Thomas More (1478-1535).

L'Utopie de More, comme, plus tard, l'Oceana d'Harrington, sont des réminiscences de la  République de Platon dans des esprits anglais; elles ont servi de type ou d'antécédent aux théories socialistes écloses au XIXe siècle.

La philosophie anglaise des  temps modernes

Le XVIIe siècle.
F. Bacon.
Ce n'est qu'avec Francis Bacon (1561-1626) que la pensée anglaise prend conscience d'elle-même et commence à jeter un véritable éclat. Par une idée de génie? non. Par une découverte capitale? pas davantage. Bacon a lui-même caractérisé son rôle à merveille en se donnant, non pour l'inventeur, mais pour l'apôtre, le héraut « buccinator » de la méthode expérimentale. Bien qu'il ait tenté quelques expériences, la science ne lui doit aucun progrès particulier; elle lui doit quelque chose de mieux, ce qui fut la condition même de son progrès ultérieur : la conscience claire des méthodes par lesquelles elle pénètre les lois de la nature et de la puissance toujours croissante qu'elle puisera dans la connaissance de ces lois. L'oeuvre de Bacon, c'est l'annonce d'une révolution et d'une méthode nouvelle, l'opposé de la méthode d'Aristote qui avait régné au Moyen âge. Cette méthode substitue l'observation, l'expérience au raisonnement et à l'autorité, l'induction au syllogisme et à la dialectique usités jusque-là dans les écoles. 

Bacon est donc un réformateur. Malgré les attaques dirigées contre lui par J. De Maistre, Bacon est une haute et vaste intelligence; esprit à la fois théorique et pratique, homme d'État, jurisconsulte, moraliste et philosophe, il avait cette hauteur de vues et ce coup d'oeil si spécial qui, sans posséder les détails des choses, embrasse et domine l'ensemble, juge le passé, comprend le présent et devine l'avenir.
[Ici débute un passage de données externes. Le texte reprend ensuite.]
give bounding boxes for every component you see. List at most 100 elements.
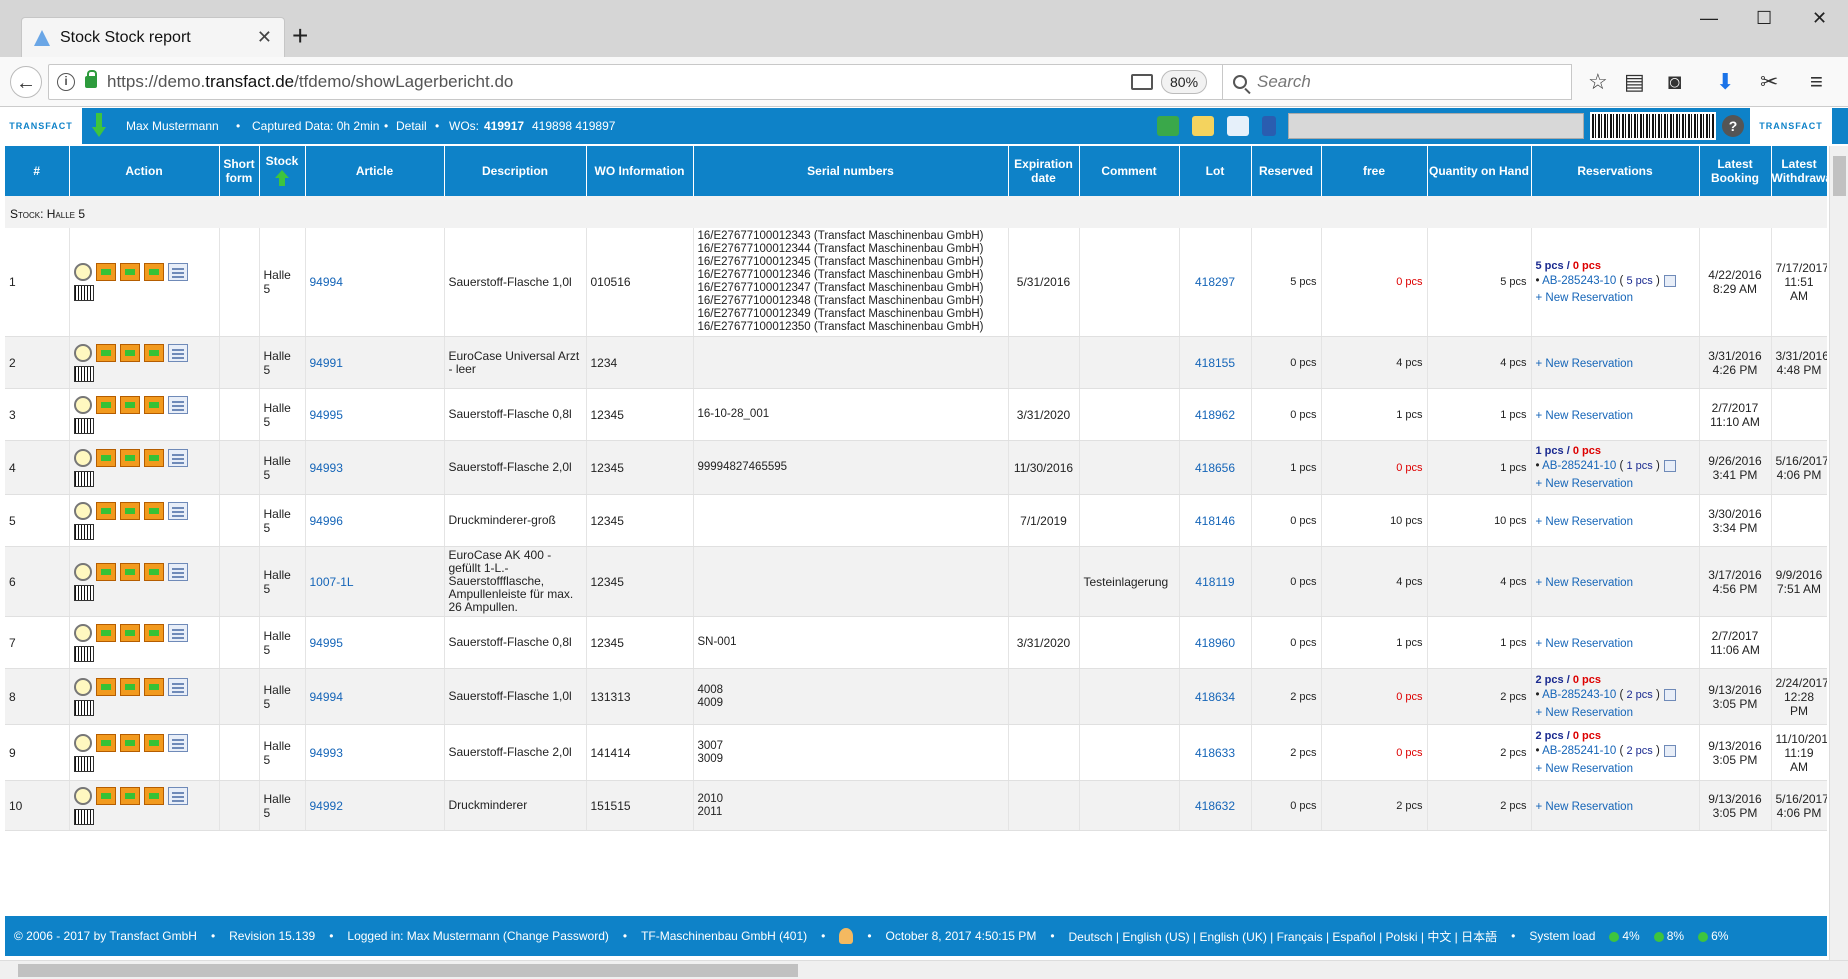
stock-transfer-icon[interactable] xyxy=(119,343,140,362)
new-reservation-link[interactable]: + New Reservation xyxy=(1536,410,1633,422)
column-header[interactable]: free xyxy=(1321,146,1428,196)
lot-link[interactable]: 418960 xyxy=(1195,636,1235,650)
lot-link[interactable]: 418633 xyxy=(1195,746,1235,760)
stock-transfer-icon[interactable] xyxy=(119,448,140,467)
lot-link[interactable]: 418119 xyxy=(1195,575,1234,589)
reservation-link[interactable]: AB-285241-10 xyxy=(1542,746,1616,758)
edit-note-icon[interactable] xyxy=(167,733,188,752)
column-header[interactable]: Quantity on Hand xyxy=(1427,146,1532,196)
stock-in-icon[interactable] xyxy=(95,395,116,414)
stock-in-icon[interactable] xyxy=(95,263,116,281)
lot-link[interactable]: 418634 xyxy=(1195,690,1235,704)
url-bar[interactable]: i https://demo.transfact.de/tfdemo/showL… xyxy=(48,64,1246,100)
edit-note-icon[interactable] xyxy=(167,677,188,696)
screenshot-icon[interactable]: ✂ xyxy=(1760,69,1778,95)
edit-note-icon[interactable] xyxy=(167,395,188,414)
lot-link[interactable]: 418656 xyxy=(1195,461,1235,475)
column-header[interactable]: Comment xyxy=(1079,146,1180,196)
lot-link[interactable]: 418297 xyxy=(1195,275,1235,289)
new-reservation-link[interactable]: + New Reservation xyxy=(1536,577,1633,589)
footer-logged-in[interactable]: Logged in: Max Mustermann (Change Passwo… xyxy=(347,929,608,943)
stock-out-icon[interactable] xyxy=(143,733,164,752)
menu-icon[interactable]: ≡ xyxy=(1810,69,1823,95)
stock-out-icon[interactable] xyxy=(143,786,164,805)
new-reservation-link[interactable]: + New Reservation xyxy=(1536,478,1633,490)
article-link[interactable]: 94994 xyxy=(310,275,343,289)
reading-list-icon[interactable]: ▤ xyxy=(1624,69,1645,95)
edit-note-icon[interactable] xyxy=(167,501,188,520)
article-link[interactable]: 94996 xyxy=(310,514,343,528)
horizontal-scrollbar[interactable] xyxy=(0,960,1848,979)
column-header[interactable]: Latest Booking xyxy=(1699,146,1772,196)
search-input[interactable]: Search xyxy=(1222,64,1572,100)
article-link[interactable]: 94992 xyxy=(310,799,343,813)
info-icon[interactable]: i xyxy=(57,73,75,91)
article-link[interactable]: 94995 xyxy=(310,636,343,650)
url-text[interactable]: https://demo.transfact.de/tfdemo/showLag… xyxy=(107,72,1227,92)
barcode-label-icon[interactable] xyxy=(73,645,94,662)
history-clock-icon[interactable] xyxy=(73,677,92,696)
scan-input[interactable] xyxy=(1288,113,1584,139)
edit-note-icon[interactable] xyxy=(167,623,188,642)
user-icon[interactable] xyxy=(839,928,854,944)
sort-up-arrow-icon[interactable] xyxy=(275,169,289,186)
reservation-link[interactable]: AB-285243-10 xyxy=(1542,275,1616,287)
edit-note-icon[interactable] xyxy=(167,786,188,805)
column-header[interactable]: Short form xyxy=(219,146,260,196)
article-link[interactable]: 94993 xyxy=(310,746,343,760)
notes-icon[interactable] xyxy=(1192,116,1214,136)
help-icon[interactable]: ? xyxy=(1722,115,1744,137)
edit-reservation-icon[interactable] xyxy=(1663,274,1676,287)
stock-in-icon[interactable] xyxy=(95,343,116,362)
article-link[interactable]: 94995 xyxy=(310,408,343,422)
horizontal-scroll-thumb[interactable] xyxy=(18,964,798,977)
lot-link[interactable]: 418632 xyxy=(1195,799,1235,813)
column-header[interactable]: Lot xyxy=(1179,146,1252,196)
stock-in-icon[interactable] xyxy=(95,448,116,467)
barcode-icon[interactable] xyxy=(1590,112,1716,140)
header-wo-others[interactable]: 419898 419897 xyxy=(532,119,615,133)
column-header[interactable]: Stock xyxy=(259,146,306,196)
download-arrow-icon[interactable] xyxy=(92,113,106,139)
stock-out-icon[interactable] xyxy=(143,623,164,642)
lot-link[interactable]: 418146 xyxy=(1195,514,1235,528)
stock-transfer-icon[interactable] xyxy=(119,677,140,696)
column-header[interactable]: Reservations xyxy=(1531,146,1700,196)
stock-out-icon[interactable] xyxy=(143,562,164,581)
stock-out-icon[interactable] xyxy=(143,448,164,467)
window-close-icon[interactable]: ✕ xyxy=(1812,8,1827,29)
zoom-level[interactable]: 80% xyxy=(1161,70,1208,94)
column-header[interactable]: Expiration date xyxy=(1008,146,1080,196)
maximize-icon[interactable]: ☐ xyxy=(1756,8,1772,29)
edit-note-icon[interactable] xyxy=(167,562,188,581)
history-clock-icon[interactable] xyxy=(73,395,92,414)
barcode-label-icon[interactable] xyxy=(73,808,94,825)
header-wo-current[interactable]: 419917 xyxy=(484,119,524,133)
column-header[interactable]: # xyxy=(5,146,70,196)
column-header[interactable]: Serial numbers xyxy=(693,146,1009,196)
barcode-label-icon[interactable] xyxy=(73,285,94,301)
stock-in-icon[interactable] xyxy=(95,501,116,520)
stock-out-icon[interactable] xyxy=(143,343,164,362)
article-link[interactable]: 94994 xyxy=(310,690,343,704)
column-header[interactable]: Action xyxy=(69,146,220,196)
new-reservation-link[interactable]: + New Reservation xyxy=(1536,358,1633,370)
stock-in-icon[interactable] xyxy=(95,562,116,581)
lot-link[interactable]: 418962 xyxy=(1195,408,1235,422)
stock-transfer-icon[interactable] xyxy=(119,786,140,805)
new-reservation-link[interactable]: + New Reservation xyxy=(1536,292,1633,304)
history-clock-icon[interactable] xyxy=(73,343,92,362)
new-reservation-link[interactable]: + New Reservation xyxy=(1536,516,1633,528)
edit-note-icon[interactable] xyxy=(167,343,188,362)
barcode-label-icon[interactable] xyxy=(73,417,94,434)
edit-note-icon[interactable] xyxy=(167,448,188,467)
history-clock-icon[interactable] xyxy=(73,263,92,281)
edit-reservation-icon[interactable] xyxy=(1663,745,1676,758)
barcode-label-icon[interactable] xyxy=(73,755,94,772)
reader-view-icon[interactable] xyxy=(1131,74,1153,90)
stock-in-icon[interactable] xyxy=(95,733,116,752)
history-clock-icon[interactable] xyxy=(73,501,92,520)
phone-icon[interactable] xyxy=(1157,116,1179,136)
tab-close-icon[interactable]: ✕ xyxy=(257,27,272,48)
pocket-icon[interactable]: ◙ xyxy=(1668,69,1681,95)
On lui attribue une part presque égale à celle de Descartes dans la révolution intellectuelle qui a changé la face des sciences et de la philosophie au XVIIe siècle. II a, dit-on, fondé la méthode des sciences physiques et naturelles, comme Descartes a fondé celle des sciences métaphysiques et morales. Nous ne pouvons discuter ici cette opinion qui a été souvent reproduite à la légère; mais nous tâcherons de fixer avec impartialité la place et le rôle de Bacon dans la philosophie moderne. 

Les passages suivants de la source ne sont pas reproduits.